Edward Vaughan Bevan (3 November 1907 - 23 February 1988) was a British doctor and rower who won a gold medal at the 1928 Summer Olympics in Amsterdam.

==Biography and career==
Bevan was born at Chesterton, Cambridgeshire. He was educated at Bedford School where he was in the rugby XV and Trinity College, Cambridge, where he rowed with the First Trinity Boat Club. First Trinity represented Great Britain rowing at the 1928 Summer Olympics in Amsterdam, where, at the age of 20, Bevan won an Olympic gold medal in the coxless four with John Lander, Michael Warriner and Richard Beesly. They recorded a time of 6:36.0 in the final to beat the U.S. crew by 1 second.

After university, Bevan was a doctor in Cambridge, and shared his practice with Rex Wood, who competed in the shot put at the 1924 and 1928 Olympics. He maintained his link with rowing – on the wall of his consulting room was a blue oar. He was also senior treasurer of the Cambridge University Boat Club for many years, and was actively involved in coaching the crew, as well as being President of Rob Roy Boat Club from 1946 until 1980. He was a frequent correspondent to the British Medical Journal.

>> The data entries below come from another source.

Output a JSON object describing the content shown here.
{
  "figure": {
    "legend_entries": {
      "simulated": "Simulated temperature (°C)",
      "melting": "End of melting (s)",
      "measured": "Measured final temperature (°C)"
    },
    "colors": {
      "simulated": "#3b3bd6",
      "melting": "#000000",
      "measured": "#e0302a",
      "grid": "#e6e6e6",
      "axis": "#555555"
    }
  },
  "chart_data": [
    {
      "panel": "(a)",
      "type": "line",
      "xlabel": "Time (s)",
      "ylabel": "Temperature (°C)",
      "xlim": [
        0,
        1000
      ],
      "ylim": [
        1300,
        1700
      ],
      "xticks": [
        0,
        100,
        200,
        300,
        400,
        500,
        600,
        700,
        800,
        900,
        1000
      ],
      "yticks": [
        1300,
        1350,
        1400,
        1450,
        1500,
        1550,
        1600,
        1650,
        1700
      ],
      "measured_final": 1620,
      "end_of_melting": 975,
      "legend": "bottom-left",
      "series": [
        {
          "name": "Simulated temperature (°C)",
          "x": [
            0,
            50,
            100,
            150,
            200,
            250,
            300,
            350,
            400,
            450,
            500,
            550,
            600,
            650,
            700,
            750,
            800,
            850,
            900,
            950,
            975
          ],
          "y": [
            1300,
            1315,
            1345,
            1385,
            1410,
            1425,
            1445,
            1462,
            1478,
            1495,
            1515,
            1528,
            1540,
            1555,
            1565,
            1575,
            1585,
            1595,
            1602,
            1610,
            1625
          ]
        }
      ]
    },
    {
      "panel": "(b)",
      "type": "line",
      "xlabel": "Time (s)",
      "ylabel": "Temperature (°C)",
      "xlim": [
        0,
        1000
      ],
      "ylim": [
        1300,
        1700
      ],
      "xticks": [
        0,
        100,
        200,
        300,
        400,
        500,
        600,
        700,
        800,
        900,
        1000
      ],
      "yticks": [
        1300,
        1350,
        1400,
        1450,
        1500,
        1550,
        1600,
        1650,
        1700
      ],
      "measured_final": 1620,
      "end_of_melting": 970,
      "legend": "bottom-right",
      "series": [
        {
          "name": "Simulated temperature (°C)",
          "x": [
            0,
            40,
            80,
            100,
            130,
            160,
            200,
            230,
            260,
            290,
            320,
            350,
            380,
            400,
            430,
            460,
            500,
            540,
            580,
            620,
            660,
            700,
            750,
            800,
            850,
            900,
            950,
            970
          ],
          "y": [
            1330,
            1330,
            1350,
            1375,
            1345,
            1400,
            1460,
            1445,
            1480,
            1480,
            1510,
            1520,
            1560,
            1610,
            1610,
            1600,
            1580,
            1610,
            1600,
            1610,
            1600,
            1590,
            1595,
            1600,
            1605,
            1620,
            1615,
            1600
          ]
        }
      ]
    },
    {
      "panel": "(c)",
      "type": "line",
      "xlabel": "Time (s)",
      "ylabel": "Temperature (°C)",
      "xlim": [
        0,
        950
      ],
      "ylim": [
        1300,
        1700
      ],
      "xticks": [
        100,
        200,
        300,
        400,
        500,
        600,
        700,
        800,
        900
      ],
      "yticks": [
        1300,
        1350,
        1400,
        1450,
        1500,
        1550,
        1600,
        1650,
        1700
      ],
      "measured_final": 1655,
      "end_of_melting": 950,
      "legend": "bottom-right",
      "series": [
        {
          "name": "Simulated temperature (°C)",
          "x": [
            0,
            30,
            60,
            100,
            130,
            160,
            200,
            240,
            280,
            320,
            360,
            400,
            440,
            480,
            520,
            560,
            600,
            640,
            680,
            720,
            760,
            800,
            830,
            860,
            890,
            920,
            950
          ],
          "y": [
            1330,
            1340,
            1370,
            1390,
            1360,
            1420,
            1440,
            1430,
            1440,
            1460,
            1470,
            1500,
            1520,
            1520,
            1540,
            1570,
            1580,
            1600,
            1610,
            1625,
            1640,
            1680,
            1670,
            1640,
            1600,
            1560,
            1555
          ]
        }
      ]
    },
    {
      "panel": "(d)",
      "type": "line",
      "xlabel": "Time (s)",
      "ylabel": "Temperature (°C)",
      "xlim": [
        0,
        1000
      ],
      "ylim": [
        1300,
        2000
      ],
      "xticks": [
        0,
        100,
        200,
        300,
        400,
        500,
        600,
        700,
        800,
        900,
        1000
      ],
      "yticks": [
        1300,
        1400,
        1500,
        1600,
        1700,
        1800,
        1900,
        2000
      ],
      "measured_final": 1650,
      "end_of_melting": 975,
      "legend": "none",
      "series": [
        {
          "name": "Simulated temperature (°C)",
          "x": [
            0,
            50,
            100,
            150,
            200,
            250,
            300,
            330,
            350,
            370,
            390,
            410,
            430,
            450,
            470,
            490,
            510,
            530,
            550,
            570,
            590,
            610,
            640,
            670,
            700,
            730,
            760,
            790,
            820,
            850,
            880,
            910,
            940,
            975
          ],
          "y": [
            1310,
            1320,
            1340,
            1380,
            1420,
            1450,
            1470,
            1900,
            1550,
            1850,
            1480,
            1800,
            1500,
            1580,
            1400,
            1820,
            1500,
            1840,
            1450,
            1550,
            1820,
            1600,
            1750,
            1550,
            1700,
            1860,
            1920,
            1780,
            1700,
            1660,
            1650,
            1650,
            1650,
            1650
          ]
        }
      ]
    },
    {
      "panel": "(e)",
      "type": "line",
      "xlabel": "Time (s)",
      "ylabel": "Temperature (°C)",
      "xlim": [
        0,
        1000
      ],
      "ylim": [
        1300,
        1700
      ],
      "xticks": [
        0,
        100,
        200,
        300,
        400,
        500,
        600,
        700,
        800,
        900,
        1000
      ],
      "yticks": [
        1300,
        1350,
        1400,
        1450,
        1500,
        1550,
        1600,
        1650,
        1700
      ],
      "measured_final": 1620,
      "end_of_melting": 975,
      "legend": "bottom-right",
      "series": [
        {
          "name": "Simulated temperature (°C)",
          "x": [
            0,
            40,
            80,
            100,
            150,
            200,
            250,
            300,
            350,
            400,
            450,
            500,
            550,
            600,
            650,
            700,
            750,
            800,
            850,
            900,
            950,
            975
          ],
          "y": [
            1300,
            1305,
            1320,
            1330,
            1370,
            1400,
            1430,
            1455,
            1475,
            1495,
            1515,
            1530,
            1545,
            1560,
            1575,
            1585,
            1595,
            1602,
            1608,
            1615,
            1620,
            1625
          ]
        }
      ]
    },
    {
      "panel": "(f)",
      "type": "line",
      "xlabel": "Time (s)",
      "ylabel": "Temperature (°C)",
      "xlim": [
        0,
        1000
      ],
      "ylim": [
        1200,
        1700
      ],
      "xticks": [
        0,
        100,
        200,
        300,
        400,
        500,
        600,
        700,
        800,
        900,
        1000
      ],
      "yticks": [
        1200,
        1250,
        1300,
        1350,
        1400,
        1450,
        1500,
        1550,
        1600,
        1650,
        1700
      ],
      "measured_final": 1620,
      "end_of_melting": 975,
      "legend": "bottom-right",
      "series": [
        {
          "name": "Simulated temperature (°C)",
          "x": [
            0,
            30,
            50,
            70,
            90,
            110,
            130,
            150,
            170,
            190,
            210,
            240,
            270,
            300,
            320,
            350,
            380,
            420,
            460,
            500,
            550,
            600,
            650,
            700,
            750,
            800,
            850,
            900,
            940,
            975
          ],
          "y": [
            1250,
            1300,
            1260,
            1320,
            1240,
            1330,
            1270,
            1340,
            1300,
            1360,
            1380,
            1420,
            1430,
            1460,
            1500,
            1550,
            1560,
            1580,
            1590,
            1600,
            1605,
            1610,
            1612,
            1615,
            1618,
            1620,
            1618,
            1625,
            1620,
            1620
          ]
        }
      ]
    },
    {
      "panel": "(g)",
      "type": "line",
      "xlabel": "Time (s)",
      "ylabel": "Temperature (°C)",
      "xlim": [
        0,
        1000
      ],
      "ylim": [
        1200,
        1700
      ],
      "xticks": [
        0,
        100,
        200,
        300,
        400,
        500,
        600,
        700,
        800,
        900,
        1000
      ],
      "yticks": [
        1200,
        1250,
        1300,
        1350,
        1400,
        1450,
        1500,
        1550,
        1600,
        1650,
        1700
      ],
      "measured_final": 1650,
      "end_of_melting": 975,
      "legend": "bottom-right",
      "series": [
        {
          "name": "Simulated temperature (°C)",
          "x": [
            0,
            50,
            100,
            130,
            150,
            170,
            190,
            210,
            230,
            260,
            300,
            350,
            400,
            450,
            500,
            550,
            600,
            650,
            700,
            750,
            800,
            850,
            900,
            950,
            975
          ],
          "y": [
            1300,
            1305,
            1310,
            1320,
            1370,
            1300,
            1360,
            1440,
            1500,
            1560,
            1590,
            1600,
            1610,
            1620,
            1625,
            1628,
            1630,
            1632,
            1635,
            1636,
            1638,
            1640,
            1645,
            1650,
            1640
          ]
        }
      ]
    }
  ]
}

Bevan was doctor to the philosopher Ludwig Wittgenstein whilst he was in Cambridge. After Bevan diagnosed Wittgenstein with prostate cancer, Wittgenstein moved in with Bevan in Storey's Way, Cambridge in February 1951, where he stayed until his death on 29 April 1951. In Cambridge Bevan shared a medical practice with Rex Woods, the Olympic shot putter.

Bevan died at the age of 80. His elder brother Llewelyn Bevan rowed for Cambridge in the Boat Race, but Edward himself did not.